Applying for a job?
It’s very common to see job postings saying that you should have years of experience or any proof of experience. But what if you’re just starting out but you know you can do the job?
What will you do?
So let me tell you what I did.
The website, eiringonzales.com, serves as my online portfolio that anyone can look into. This website is my experience. This website is my work experience. Its goal is to just show my skills and my evidence that I can and I will do it.
How I Started Creating Website
Did you already stretch your fingers and open your text editor?
Oops! No, no!
You don’t want to code without knowing what to do.
1. Search for inspiration.
So, what I suggest is to open your favorite search engine. Search for websites that you like. Get inspiration from those websites. Jot down the features your website would have.
2. Create your sitemap.
You now have a feeling in your mind.
So create your sitemap just like in the image. I wrote my domain name and put the web pages under it.
My services page is also my home page. I removed home in my menu because for me, home page is the summary of your whole website. And I prefer to separate things so that viewers will focus on my one thing. And I put it that way so even average computer users can understand and navigate through my website easier and faster.
3. Create your mockups.
And before I turn to my text editor. I sketch out my ideas on what each web page would look like. I was just drawing from random what feels good. And these sketches are not yet final. And then, I used Photoshop to turn them into digital mockups.
So don’t worry even if you’re not yet sure. You can still change it along the way.
4. Choose colors you’re going to use.
I searched about color palettes in Google. And I came into this Canva article. I took screenshots of color palettes I feel like. But in the end, I still didn’t use it. I used black and white as my basic colors.
Don’t worry if you change your colors when you’re already coding. It’s perfectly normal. I also discovered some colors I used when I was already designing using CSS.
5. Get your fonts.
I also search for web fonts but I can’t afford them yet so I use Google Fonts which is free. I ended up using these four.
- Pathway Gothic One – for headings and buttons
- Kaushan Script – for emphasizing key words in the headings
- Playfair Display – italicized for the word, Hi
- Lora – for reading purposes
They are also very easy to use. You just have to add the fonts and the styles you’re going to need. It’s like putting groceries in your push cart. And in the end, you’ll copy the link tag and paste it in your code.
6. Need free, high-resolution photos?
Go to Unsplash. It is a website that offers free high-resolution photos. I used them as my background images. I chose photos that resembles the same theme. And it’s really nice because you can do what you want even if it’s for commercial use.
Before I use these photos, I still edit them to reduce their size.
So, it’s coding time!
7. Markup your content.
This is now the time to open your text editor. Remove the design part in your mind right now. Just write the content of your website.
Make your markup semantic.
Semantic means that the tag you’re using fits what you’re putting in it. If you need a table in your website, use a table tag. If you need a form, use a form tag.
After that, check if your markup is valid using the W3C Validator.

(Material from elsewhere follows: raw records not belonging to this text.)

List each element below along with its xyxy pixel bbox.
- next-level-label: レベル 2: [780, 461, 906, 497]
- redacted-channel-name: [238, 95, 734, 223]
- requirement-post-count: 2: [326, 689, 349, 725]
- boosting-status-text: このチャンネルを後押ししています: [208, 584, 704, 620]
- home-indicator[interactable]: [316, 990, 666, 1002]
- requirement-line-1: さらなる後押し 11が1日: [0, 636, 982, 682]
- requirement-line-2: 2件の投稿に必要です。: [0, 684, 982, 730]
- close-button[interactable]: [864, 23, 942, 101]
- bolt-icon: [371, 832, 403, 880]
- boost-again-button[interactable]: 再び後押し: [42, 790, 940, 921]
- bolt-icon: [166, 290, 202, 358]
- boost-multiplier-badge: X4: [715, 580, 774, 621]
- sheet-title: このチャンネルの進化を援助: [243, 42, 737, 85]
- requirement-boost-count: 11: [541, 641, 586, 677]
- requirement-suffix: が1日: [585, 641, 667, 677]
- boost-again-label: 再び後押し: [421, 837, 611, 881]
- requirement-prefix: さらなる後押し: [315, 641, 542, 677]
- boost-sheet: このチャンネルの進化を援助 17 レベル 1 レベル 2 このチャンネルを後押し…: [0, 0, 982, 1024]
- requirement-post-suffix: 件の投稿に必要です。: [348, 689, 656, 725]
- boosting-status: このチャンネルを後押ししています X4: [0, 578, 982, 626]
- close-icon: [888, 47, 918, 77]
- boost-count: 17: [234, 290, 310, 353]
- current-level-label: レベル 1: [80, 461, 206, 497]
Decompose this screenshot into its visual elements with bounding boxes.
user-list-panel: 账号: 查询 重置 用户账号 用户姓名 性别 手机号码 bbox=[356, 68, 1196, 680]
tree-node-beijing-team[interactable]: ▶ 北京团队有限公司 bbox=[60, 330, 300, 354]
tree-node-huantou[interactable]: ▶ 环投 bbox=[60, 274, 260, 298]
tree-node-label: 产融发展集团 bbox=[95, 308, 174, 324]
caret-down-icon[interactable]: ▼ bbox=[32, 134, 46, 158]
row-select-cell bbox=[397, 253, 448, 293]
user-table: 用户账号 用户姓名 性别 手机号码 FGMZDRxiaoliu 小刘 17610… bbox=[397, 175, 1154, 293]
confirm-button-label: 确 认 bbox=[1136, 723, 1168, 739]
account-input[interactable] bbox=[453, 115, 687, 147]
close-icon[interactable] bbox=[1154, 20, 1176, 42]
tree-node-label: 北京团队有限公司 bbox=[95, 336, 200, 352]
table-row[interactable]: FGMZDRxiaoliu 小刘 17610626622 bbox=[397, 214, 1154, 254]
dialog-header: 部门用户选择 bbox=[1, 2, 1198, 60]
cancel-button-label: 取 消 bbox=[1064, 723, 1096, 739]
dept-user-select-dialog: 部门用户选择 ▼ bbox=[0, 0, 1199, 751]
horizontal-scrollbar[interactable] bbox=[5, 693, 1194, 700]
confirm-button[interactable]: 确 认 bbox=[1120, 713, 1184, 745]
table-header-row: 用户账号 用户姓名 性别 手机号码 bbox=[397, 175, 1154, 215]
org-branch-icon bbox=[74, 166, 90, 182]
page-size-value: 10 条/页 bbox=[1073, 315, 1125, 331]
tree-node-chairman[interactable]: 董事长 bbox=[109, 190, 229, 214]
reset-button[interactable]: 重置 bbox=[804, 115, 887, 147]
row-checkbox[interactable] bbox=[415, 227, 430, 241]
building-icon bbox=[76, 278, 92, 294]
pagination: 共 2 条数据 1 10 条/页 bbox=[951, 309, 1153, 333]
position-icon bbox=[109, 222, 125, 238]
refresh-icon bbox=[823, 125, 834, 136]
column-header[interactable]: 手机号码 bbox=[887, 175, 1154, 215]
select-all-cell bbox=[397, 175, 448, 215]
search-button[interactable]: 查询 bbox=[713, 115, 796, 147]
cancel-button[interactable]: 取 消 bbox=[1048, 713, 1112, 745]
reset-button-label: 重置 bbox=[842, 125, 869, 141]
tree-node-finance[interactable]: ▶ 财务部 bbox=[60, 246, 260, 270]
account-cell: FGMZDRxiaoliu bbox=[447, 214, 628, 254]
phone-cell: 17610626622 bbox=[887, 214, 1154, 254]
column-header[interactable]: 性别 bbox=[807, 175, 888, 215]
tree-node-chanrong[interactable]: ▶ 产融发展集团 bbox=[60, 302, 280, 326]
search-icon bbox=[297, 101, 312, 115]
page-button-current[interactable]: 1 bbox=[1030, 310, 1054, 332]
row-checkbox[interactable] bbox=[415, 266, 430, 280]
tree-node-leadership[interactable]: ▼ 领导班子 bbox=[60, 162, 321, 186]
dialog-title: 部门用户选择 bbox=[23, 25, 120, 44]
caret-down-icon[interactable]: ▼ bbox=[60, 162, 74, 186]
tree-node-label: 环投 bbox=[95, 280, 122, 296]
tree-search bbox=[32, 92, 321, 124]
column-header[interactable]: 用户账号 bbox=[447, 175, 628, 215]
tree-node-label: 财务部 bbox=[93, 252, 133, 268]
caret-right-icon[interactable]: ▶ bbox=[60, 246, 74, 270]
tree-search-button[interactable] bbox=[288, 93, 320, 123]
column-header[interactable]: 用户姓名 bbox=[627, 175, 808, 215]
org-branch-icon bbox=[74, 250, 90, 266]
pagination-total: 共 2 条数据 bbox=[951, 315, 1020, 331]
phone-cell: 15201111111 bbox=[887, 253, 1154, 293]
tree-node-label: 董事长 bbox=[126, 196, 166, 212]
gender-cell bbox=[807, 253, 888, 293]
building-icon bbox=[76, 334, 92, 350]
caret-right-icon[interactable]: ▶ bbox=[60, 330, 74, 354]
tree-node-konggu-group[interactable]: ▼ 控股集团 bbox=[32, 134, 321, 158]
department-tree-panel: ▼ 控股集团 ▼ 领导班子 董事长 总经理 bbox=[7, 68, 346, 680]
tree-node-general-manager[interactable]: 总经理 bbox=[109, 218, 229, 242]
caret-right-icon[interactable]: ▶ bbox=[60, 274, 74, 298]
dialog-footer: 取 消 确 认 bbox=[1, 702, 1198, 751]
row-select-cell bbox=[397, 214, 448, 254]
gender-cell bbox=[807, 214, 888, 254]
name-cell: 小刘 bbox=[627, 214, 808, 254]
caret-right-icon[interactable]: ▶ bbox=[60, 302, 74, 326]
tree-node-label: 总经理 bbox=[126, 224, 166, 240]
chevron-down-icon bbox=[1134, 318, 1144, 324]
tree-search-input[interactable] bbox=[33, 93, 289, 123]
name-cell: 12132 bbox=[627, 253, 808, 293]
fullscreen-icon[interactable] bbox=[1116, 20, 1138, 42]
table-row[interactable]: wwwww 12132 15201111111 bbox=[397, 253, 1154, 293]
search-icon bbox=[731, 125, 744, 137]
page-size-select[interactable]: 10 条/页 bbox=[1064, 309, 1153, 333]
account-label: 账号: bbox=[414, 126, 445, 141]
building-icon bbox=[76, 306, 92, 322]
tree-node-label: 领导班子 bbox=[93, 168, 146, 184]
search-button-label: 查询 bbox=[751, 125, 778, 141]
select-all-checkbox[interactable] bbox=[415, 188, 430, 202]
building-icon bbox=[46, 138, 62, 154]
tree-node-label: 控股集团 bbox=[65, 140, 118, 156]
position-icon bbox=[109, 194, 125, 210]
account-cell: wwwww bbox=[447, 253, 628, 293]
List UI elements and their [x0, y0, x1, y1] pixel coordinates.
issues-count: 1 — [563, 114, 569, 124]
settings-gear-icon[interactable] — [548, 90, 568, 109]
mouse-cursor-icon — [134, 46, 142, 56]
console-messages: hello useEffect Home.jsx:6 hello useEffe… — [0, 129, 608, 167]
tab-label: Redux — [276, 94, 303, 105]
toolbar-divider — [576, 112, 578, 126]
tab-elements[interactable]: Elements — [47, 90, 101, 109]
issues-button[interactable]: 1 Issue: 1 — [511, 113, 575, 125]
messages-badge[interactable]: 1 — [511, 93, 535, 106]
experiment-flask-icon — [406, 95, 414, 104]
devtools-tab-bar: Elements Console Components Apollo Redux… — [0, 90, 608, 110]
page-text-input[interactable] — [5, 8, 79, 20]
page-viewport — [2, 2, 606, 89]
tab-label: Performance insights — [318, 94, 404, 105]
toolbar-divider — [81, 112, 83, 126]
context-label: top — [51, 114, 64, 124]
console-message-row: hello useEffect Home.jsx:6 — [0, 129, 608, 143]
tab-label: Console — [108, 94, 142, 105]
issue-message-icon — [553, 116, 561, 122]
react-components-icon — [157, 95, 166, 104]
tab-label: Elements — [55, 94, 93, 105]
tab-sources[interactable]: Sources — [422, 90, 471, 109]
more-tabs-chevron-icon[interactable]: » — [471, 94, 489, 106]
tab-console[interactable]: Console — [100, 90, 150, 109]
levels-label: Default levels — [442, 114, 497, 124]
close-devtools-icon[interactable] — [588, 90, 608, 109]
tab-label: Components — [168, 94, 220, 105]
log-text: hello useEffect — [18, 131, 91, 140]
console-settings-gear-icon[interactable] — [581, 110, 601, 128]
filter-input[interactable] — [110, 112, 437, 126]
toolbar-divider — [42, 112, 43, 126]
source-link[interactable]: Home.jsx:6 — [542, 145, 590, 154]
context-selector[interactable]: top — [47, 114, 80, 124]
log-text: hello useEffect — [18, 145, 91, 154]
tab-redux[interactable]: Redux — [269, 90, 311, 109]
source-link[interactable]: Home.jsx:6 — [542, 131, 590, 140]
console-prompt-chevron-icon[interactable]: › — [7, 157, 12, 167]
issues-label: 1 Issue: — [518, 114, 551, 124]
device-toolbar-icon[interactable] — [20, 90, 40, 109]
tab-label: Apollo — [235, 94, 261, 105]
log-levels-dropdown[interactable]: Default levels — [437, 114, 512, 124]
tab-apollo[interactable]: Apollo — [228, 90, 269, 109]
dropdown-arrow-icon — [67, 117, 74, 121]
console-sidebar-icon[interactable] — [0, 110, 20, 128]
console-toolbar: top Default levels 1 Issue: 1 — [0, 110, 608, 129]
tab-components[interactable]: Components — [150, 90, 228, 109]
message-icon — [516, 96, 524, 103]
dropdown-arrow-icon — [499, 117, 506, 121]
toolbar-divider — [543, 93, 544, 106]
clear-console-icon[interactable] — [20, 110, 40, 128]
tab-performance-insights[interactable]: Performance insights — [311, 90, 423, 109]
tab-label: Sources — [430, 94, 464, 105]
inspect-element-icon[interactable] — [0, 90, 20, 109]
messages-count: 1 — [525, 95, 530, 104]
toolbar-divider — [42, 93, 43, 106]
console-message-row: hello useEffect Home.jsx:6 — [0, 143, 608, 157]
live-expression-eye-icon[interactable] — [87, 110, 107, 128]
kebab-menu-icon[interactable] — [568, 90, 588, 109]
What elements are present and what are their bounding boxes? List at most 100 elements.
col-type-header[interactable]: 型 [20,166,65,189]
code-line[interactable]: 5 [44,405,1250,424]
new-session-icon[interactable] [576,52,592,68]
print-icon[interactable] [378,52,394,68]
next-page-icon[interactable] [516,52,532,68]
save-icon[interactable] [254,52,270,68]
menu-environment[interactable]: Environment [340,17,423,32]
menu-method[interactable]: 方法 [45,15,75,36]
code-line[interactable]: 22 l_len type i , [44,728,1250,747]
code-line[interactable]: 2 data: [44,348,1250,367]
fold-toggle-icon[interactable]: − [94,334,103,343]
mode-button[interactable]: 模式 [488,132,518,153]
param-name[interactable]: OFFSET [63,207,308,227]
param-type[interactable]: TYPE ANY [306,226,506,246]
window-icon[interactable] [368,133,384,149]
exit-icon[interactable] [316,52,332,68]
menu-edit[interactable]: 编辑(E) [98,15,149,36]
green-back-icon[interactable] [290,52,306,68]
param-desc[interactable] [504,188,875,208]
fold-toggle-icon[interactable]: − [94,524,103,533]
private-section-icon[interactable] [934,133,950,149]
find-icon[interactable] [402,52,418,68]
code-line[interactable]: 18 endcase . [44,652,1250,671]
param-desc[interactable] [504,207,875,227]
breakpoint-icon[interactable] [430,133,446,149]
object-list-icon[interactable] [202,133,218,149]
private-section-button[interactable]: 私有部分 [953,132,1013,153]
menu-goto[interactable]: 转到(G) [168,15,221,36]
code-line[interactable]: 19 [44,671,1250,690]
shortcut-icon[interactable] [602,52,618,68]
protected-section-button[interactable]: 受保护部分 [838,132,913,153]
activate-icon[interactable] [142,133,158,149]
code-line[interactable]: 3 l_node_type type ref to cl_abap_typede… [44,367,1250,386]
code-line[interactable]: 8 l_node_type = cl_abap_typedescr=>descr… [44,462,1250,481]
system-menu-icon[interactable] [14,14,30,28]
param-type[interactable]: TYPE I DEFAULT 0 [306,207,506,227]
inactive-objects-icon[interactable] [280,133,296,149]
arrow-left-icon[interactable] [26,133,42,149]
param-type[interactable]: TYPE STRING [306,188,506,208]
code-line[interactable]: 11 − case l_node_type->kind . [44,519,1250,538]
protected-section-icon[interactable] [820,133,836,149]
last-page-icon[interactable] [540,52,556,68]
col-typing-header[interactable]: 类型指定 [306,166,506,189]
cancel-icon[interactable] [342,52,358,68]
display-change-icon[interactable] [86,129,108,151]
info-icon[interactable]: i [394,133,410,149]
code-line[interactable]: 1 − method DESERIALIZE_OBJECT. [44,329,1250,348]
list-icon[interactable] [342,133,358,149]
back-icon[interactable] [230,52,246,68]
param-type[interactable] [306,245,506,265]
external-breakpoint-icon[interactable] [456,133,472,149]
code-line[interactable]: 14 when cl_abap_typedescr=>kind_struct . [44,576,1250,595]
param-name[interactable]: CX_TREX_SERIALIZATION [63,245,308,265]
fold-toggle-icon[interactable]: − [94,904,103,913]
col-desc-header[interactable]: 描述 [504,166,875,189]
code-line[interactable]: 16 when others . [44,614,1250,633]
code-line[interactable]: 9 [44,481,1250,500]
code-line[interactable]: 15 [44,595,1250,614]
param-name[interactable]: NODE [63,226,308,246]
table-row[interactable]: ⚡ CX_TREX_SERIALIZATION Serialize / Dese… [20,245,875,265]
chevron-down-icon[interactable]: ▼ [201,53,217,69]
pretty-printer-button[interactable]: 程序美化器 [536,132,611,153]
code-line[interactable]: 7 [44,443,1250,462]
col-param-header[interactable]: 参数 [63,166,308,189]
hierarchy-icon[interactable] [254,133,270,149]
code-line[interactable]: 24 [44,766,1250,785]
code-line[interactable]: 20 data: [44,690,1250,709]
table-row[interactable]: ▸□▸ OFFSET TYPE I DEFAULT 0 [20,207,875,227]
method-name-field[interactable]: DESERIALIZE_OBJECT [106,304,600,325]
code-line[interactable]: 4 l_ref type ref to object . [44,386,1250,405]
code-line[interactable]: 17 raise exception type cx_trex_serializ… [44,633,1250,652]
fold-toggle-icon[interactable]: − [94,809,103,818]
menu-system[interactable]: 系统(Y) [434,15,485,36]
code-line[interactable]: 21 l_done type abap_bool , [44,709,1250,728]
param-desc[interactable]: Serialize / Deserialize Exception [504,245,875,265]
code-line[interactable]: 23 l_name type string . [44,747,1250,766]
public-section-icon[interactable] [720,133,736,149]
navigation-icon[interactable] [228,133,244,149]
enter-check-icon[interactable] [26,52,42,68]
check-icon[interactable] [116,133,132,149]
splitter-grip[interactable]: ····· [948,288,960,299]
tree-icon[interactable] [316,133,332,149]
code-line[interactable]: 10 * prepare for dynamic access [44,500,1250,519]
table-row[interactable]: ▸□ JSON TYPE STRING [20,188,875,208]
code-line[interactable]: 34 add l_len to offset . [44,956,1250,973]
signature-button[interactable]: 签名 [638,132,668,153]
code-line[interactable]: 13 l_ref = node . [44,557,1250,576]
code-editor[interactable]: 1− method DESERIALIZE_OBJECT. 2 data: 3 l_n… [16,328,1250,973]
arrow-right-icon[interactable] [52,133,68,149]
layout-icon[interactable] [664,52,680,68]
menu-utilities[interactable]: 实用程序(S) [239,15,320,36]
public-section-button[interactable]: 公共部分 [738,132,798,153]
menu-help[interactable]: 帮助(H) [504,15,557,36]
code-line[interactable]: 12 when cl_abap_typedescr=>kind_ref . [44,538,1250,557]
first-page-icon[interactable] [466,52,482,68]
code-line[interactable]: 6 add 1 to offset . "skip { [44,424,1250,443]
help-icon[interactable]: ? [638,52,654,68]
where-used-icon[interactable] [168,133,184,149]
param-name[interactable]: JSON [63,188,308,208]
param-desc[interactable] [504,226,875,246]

You don’t have to get perfectly valid because sometimes, for example, W3C sees spaces and says it’s invalid. So it’s okay as long as there are no deadly errors. This is free.
8. Style your content with CSS or any framework you like to use.
I used CSS resets to reset the margins and paddings set by the browser. You can use Eric Meyer’s CSS Reset or Normalize.css. You can search for other css resets. I find Meyer’s CSS reset better because it is simpler and shorter. But it still depends on the elements you’re going to use. You still have to customize those resets to fit your needs.
I take a mobile-first approach to design my website. For me, it’ll be easier to add more style rules as the viewport widens. I don’t have to change anything in the first part. All I will do is add media queries and change the rules.
World Wide Web Consortium (W3C) also offers validation with CSS.
Separating these three will lower the memory you used making it faster for browsers and servers to parseand to load your website.
11. Use PHP to save memory and for other functionalities.
I used PHP to save my header and footer in a file. In this way, I’ll save memory from duplicating it. And my website has a contact form. I use PHP to validate the possible inputs in my form. Then, I used PHPMailer to make it possible to send myself an email every time someone sent me a message. It is free and object-oriented. You can check their example so you can follow along.
12. Upload your website in your web hosting.
Creating a website is not a piece of cake. I started it last December 2016 and finished the first version this February 2017. And it’s not a continuous pace. That after this, then this. I found myself hours, days of researching, writing markup and style rules, debugging. Plus, hours of staring at my laptop, searching and reading articles about this and that.
I got to read forums on Team Treehouse, Stack Overflow and other websites on web development.
But in the end, I got to finish it. It may not be perfect right now but I still have the time to tinker and perfect it. What’s important is I launched a functional website that can do its purpose.
So what are you waiting for? Start now your website!